Sarah Blakeslee | |
Birth Date: | January 13, 1912 |
Birth Place: | Evanston, Illinois |
Death Place: | Philadelphia, Pennsylvania |
Nationality: | American |
Field: | painting |
Sarah Jane Blakeslee (January 13, 1912 – January 12, 2005) was an American landscape and portrait painter.[1]
Born in Evanston, Illinois, Blakeslee studied as a teenager at the Art Institute of Chicago and the Corcoran School of Art. She also took lessons at the private school in Washington, D.C. run by Catharine Carter Critcher, who encouraged her to enroll in the Chester Springs branch of the Pennsylvania Academy of the Fine Arts once she had graduated from high school. While there, she received two Cresson Traveling Scholarships.
Among Blakeslee's instructors at the academy was Francis Speight,[2] whom she married on November 7, 1936,[3] shortly after graduating. In 1961, Speight took a position as artist in residence at East Carolina University (then East Carolina College), and the couple moved south.[4] Blakeslee continued teaching and painting in her new home, continuing following her husband's death in 1989. She rented out rooms to international students until 1998, when she retired and returned to Pennsylvania to be near her daughter.[2] She died on January 12, 2005, in the Center City, Philadelphia neighborhood.[5]

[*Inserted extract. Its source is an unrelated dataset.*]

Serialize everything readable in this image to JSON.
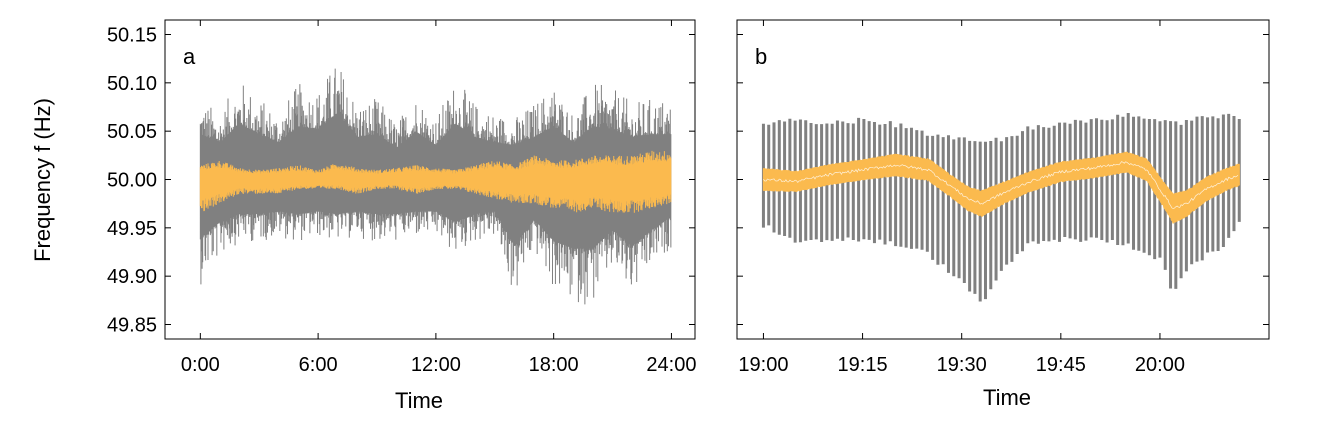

She was a regular exhibitor at the Pennsylvania Academy of the Fine Arts from 1938 until 1964, and showed work at the North Carolina Museum of Art, and the Golden Gate International Exposition at the 1939 World's Fair. She was involved with the Works Progress Administration during the Great Depression, and in 1938 painted a mural, Apple Orchard, for the post office in Strasburg, Virginia, where it may still be seen.[6] Among the institutions which hold examples of her work are the North Carolina Museum of Art;[7] the Pennsylvania Academy of the Fine Arts;[8] the Greenville Museum of Art in North Carolina, which dedicated a gallery to her work and that of her husband in 2002;[9] the Muskegon Museum of Art; and the Cameron Art Museum. She is also represented in the Johnson Collection of art from the Southern United States. Her papers are held along with those of her husband in the library of the University of North Carolina at Chapel Hill.[10]
Blakeslee received numerous awards during her career, including the Mary Smith prize of the Pennsylvania Academy of the Fine Arts, in 1940; the Ranger Fund purchase prize of the National Academy of Design; first prize at the Woodmere Gallery in Chestnut Hill, Pennsylvania, in 1952; and first prize and a gold medal from the National Exhibition in Ligonier, Pennsylvania, in 1961.[11] In 1994 she received a North Carolina Award for her work.[12] [13] In 1996, her artwork was featured, along with 44 other artists, in an exhibit in Yellow Springs, Pennsylvania of attendees of the Pennsylvania Academy of the Fine Arts. Art critic Victoria Donohoe praised the quality of her work.[14]